Il paraît nécessaire d'épargner ces zones humides, non seulement pour préserver leur écosystème d'une richesse extraordinaire, mais aussi parce que leur disparition nous amène tout droit vers des périodes de sécheresse. En sacrifiant la biodiversité des landes de Gascogne, on a, non seulement, modifié le climat aquitain mais on a perdu une esthétique richesse patrimoniale naturelle que l'envahissement des conifères est bien loin d'avoir compensé. Les résineux génèrent beaucoup moins d'oxygène que les feuillus ; ils dégagent des rapports financiers inférieurs à ceux des châtaigniers, des robiniers, des peupliers ou même des aulnes et, surtout, ils hypothèquent les sols par l'enrésinement. La dégradation des sols, en climat tempéré, est due principalement à l'influence de l'humus ; mais, les propriétaires fonciers, hélas, campent sur cette fort discutable idée reçue du meilleur rendement patrimonial.
Pour revenir à nos cours d'eau en grande souffrance, il est indispensable, pour préserver leur vie, de les conserver bien à l'abri de leur ripisylve. Cette nécessité impérative, aussi essentielle qu'elle soit, à elle seule, s'avère insuffisante. Photo TDN.
Cliquez sur les images.
Emerveillons-nous à la renaissance du Branchat.
Une des sources.
Photo © TDN
Le ruisselet commence à trouver sa consistance et, déjà, une première micro-cascade pointe la pente.
Photo © TDN
Le talweg se dessine sous les collines.
Photo © TDN
La confluence est proche.
Photo © TDN
Saluons son union à la Nauze.
Photo © Bruno Marty.
Ici, l'humble Branchat, à 50 mètres en aval du pont du Cra, se donne à la Nauze. Après avoir rencontré les eaux de la Dordogne à Siorac, s'être mêlées à celles de la Garonne au Bec d'Ambès, puis à l'immensité de l'Atlantique, elles vont se faire happer par le Gulf Stream, lui-même menacé par le réchauffement de la planète. N'oublions pas qu'il donne à notre Europe, son merveilleux climat. Le gyre océanique continue et le courant froid du Labrador, brrrr, repart vers le sud pour refermer la boucle.
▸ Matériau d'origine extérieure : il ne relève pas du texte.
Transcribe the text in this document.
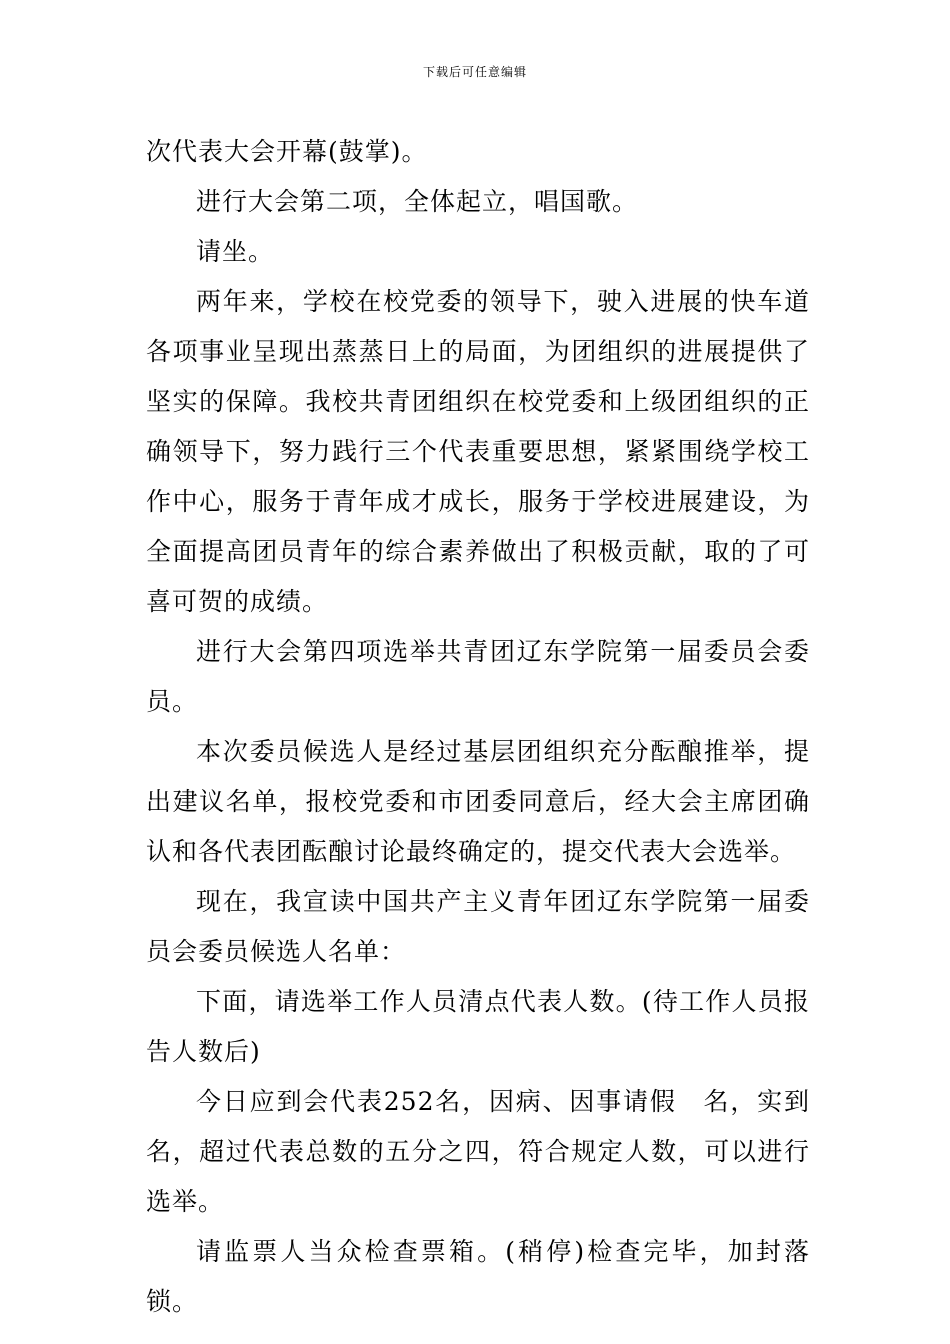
下载后可任意编辑

次代表大会开幕(鼓掌)。

进行大会第二项，全体起立，唱国歌。

请坐。

两年来，学校在校党委的领导下，驶入进展的快车道各项事业呈现出蒸蒸日上的局面，为团组织的进展提供了坚实的保障。我校共青团组织在校党委和上级团组织的正确领导下，努力践行三个代表重要思想，紧紧围绕学校工作中心，服务于青年成才成长，服务于学校进展建设，为全面提高团员青年的综合素养做出了积极贡献，取的了可喜可贺的成绩。

进行大会第四项选举共青团辽东学院第一届委员会委员。

本次委员候选人是经过基层团组织充分酝酿推举，提出建议名单，报校党委和市团委同意后，经大会主席团确认和各代表团酝酿讨论最终确定的，提交代表大会选举。

现在，我宣读中国共产主义青年团辽东学院第一届委员会委员候选人名单：

下面，请选举工作人员清点代表人数。(待工作人员报告人数后)

今日应到会代表252名，因病、因事请假　名，实到　名，超过代表总数的五分之四，符合规定人数，可以进行选举。

请监票人当众检查票箱。(稍停)检查完毕，加封落锁。
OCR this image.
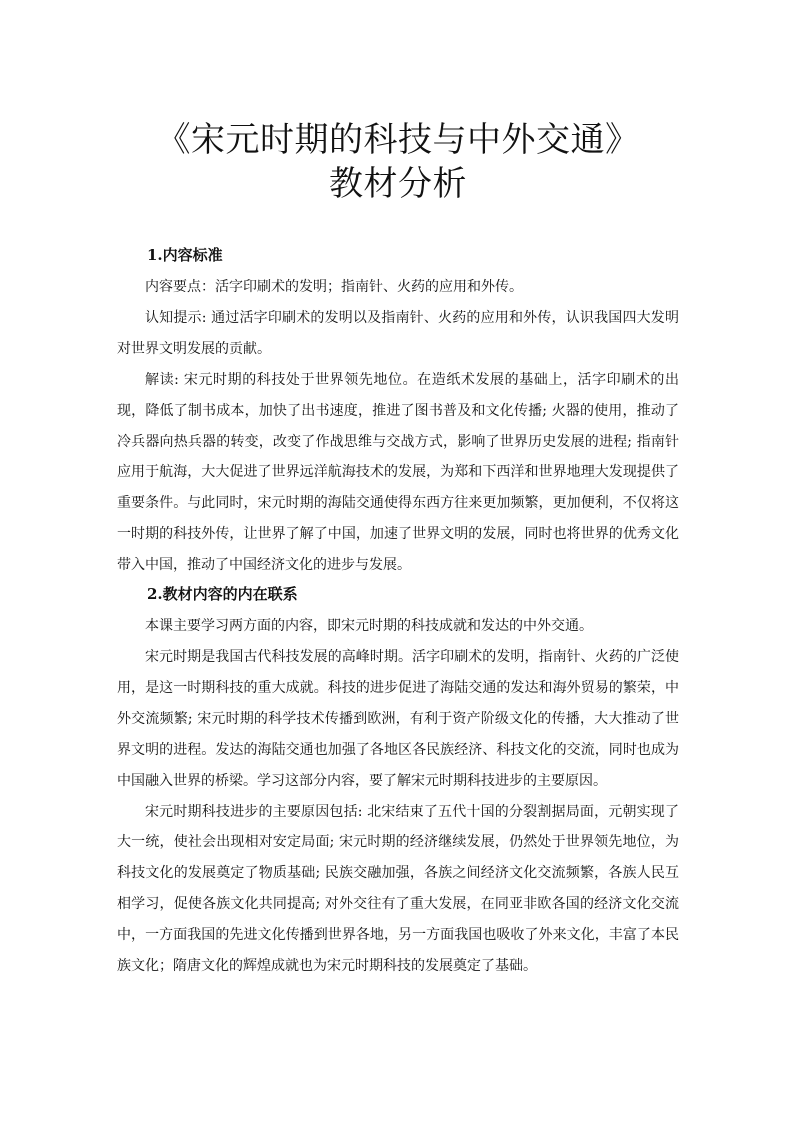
《宋元时期的科技与中外交通》
教材分析

1.内容标准

内容要点：活字印刷术的发明；指南针、火药的应用和外传。

认知提示: 通过活字印刷术的发明以及指南针、火药的应用和外传，认识我国四大发明对世界文明发展的贡献。

解读: 宋元时期的科技处于世界领先地位。在造纸术发展的基础上，活字印刷术的出现，降低了制书成本，加快了出书速度，推进了图书普及和文化传播; 火器的使用，推动了冷兵器向热兵器的转变，改变了作战思维与交战方式，影响了世界历史发展的进程; 指南针应用于航海，大大促进了世界远洋航海技术的发展，为郑和下西洋和世界地理大发现提供了重要条件。与此同时，宋元时期的海陆交通使得东西方往来更加频繁，更加便利，不仅将这一时期的科技外传，让世界了解了中国，加速了世界文明的发展，同时也将世界的优秀文化带入中国，推动了中国经济文化的进步与发展。

2.教材内容的内在联系

本课主要学习两方面的内容，即宋元时期的科技成就和发达的中外交通。

宋元时期是我国古代科技发展的高峰时期。活字印刷术的发明，指南针、火药的广泛使用，是这一时期科技的重大成就。科技的进步促进了海陆交通的发达和海外贸易的繁荣，中外交流频繁; 宋元时期的科学技术传播到欧洲，有利于资产阶级文化的传播，大大推动了世界文明的进程。发达的海陆交通也加强了各地区各民族经济、科技文化的交流，同时也成为中国融入世界的桥梁。学习这部分内容，要了解宋元时期科技进步的主要原因。

宋元时期科技进步的主要原因包括: 北宋结束了五代十国的分裂割据局面，元朝实现了大一统，使社会出现相对安定局面; 宋元时期的经济继续发展，仍然处于世界领先地位，为科技文化的发展奠定了物质基础; 民族交融加强，各族之间经济文化交流频繁，各族人民互相学习，促使各族文化共同提高; 对外交往有了重大发展，在同亚非欧各国的经济文化交流中，一方面我国的先进文化传播到世界各地，另一方面我国也吸收了外来文化，丰富了本民族文化；隋唐文化的辉煌成就也为宋元时期科技的发展奠定了基础。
Les photos TDN sont du 16/2/2013. La photo Bruno Marty, de la confluence, est du 24/4/2018. Impatients de voir enfin se clore cette longue période désagréable à nos yeux, "on" a beaucoup pesté contre ces précipitations printanières qui ont, par deux fois, dépassé les 50 mm. Notons que l'écoulement du Branchat devrait présenter ses ultimes gouttes printanières et tarir tout de suite après ce premier week-end de mai.